Pero no solo existe amor carnal entre un hombre y una mujer. Existen otras manifestaciones del amor, que nuestro reduccionismo verbal no expresa bien, como el que se da en la paternidad, la maternidad, la filiación y la fraternidad. La amistad es una variante de amor, como lo debería ser el sentimiento que une a los compatriotas, la concordia, que debe ser equilibrada, con el amor al emigrante, al refugiado. La tradición cristiana, pero, no solo ella, insiste mucho en este punto. El gran ciprés que acompaña todavía algunas de nuestras masías es el signo de esta acogida.

Pero el amor no surge y, sobre todo, no se mantiene de la nada. Requiere del conocimiento y la práctica de unas virtudes muy específicas. Sin ellas, se convierte en pasión efímera, posesión opresora, hipocresía que engaña. Y tengo para mí que en nuestra sociedad desvinculada todo esto está muy olvidado, incluso menospreciado.

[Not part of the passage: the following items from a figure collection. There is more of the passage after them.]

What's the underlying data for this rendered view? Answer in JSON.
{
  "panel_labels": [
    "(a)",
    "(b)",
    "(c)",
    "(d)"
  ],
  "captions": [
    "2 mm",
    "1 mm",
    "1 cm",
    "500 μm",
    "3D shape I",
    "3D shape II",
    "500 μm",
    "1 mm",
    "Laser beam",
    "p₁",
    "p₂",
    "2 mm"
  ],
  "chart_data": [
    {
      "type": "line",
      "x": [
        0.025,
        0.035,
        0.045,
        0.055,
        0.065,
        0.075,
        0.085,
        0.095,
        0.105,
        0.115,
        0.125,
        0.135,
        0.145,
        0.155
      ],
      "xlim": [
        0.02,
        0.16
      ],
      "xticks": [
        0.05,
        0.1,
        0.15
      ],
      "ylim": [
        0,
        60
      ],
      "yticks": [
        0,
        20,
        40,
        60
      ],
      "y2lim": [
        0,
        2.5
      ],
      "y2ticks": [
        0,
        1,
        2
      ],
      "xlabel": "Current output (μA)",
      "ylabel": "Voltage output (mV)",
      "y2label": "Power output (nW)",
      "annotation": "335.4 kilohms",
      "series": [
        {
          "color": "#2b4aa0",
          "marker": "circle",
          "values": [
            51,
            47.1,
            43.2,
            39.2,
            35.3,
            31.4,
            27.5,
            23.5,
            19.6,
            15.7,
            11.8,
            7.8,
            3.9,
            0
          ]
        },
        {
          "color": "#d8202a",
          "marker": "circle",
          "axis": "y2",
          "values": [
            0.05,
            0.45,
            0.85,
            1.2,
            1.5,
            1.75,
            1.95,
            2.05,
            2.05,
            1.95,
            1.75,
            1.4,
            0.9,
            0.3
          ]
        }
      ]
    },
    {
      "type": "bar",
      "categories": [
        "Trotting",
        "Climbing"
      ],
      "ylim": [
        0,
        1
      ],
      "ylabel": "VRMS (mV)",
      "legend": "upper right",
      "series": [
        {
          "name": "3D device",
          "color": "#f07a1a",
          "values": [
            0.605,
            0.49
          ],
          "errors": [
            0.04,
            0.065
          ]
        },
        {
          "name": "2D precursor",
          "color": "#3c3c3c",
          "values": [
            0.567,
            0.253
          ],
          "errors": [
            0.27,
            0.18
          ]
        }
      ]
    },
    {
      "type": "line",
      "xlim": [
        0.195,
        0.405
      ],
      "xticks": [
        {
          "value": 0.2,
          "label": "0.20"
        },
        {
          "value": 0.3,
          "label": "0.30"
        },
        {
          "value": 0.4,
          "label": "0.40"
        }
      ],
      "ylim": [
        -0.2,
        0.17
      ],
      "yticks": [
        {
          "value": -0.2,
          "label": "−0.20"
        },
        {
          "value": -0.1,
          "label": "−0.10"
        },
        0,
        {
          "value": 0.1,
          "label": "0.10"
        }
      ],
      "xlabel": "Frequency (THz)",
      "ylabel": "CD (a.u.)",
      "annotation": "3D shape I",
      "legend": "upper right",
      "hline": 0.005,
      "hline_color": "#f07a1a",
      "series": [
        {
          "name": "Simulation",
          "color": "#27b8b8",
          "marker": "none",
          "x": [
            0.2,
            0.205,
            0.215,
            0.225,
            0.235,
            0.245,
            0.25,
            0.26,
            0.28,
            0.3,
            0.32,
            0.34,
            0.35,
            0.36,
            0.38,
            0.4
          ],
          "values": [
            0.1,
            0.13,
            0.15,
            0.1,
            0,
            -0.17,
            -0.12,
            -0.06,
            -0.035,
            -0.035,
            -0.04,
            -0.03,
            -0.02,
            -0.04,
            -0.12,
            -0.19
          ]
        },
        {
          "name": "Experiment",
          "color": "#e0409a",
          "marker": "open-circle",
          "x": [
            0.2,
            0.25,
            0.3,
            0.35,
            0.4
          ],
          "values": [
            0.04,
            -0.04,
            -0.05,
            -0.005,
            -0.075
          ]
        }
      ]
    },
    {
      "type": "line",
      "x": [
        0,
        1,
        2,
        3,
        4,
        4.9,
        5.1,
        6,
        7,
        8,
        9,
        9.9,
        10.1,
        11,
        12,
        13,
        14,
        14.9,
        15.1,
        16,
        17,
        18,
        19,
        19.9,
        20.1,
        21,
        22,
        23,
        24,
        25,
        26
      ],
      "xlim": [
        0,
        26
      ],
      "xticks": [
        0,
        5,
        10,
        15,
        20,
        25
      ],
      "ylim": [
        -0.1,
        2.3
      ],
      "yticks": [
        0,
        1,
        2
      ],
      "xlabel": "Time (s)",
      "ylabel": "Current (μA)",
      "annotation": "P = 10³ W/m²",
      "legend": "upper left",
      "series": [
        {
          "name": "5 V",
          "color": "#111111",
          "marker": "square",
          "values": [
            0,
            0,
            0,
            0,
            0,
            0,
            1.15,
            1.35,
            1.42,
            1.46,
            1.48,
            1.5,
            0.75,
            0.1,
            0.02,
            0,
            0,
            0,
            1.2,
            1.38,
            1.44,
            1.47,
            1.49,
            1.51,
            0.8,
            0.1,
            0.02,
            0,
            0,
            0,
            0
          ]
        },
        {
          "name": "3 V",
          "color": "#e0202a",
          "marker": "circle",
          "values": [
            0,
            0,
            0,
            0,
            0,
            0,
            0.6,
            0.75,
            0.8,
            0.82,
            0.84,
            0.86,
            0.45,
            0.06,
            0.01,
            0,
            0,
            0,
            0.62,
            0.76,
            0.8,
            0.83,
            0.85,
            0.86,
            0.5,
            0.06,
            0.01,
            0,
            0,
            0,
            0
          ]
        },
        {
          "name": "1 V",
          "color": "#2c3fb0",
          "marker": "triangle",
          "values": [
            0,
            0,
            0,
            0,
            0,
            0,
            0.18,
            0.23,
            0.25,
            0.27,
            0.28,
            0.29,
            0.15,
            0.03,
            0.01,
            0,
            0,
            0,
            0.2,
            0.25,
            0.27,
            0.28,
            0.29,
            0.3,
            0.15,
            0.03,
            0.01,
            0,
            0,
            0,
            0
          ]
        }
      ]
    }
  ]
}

El amor es decisivo porque es lo único que queda a la hora de la verdad cuando la fe ya no es necesaria y la esperanza ha quedado atrás.

El amor no puede ser una palabra sin sentido o con demasiados. Es una realidad tangible, un transformador de vidas e historias, que convierten sentimientos en resultados prácticos.

Solo hay amor si existen determinadas virtudes: se es paciente y se posee la fortaleza de soportarlo todo, porque todo lo espera, y por tanto no se irrita. El amor vive en la esperanza del otro, de los otros siempre, porque cree en él y le ayuda. Es bondadoso, es decir, piensa y actúa procurando el bien del otro. Corrige su orgullo, y así consigue rechazar la envidia. Y todo ello lo inmuniza ante el egoísmo. No ve al otro como una fuente para su satisfacción, sino como una causa a la que entregarse. Por todo ello, nunca puede ser vengativo. Quien busca venganza por una relación rota, un acuerdo fallido, una esperanza frustrada, no ama.  No utiliza la grosería nunca, con nadie. Ni se complace en la mentira, al contrario se alegra en la verdad.

Esto es amor y explica porque en nuestro tiempo es un recurso escaso.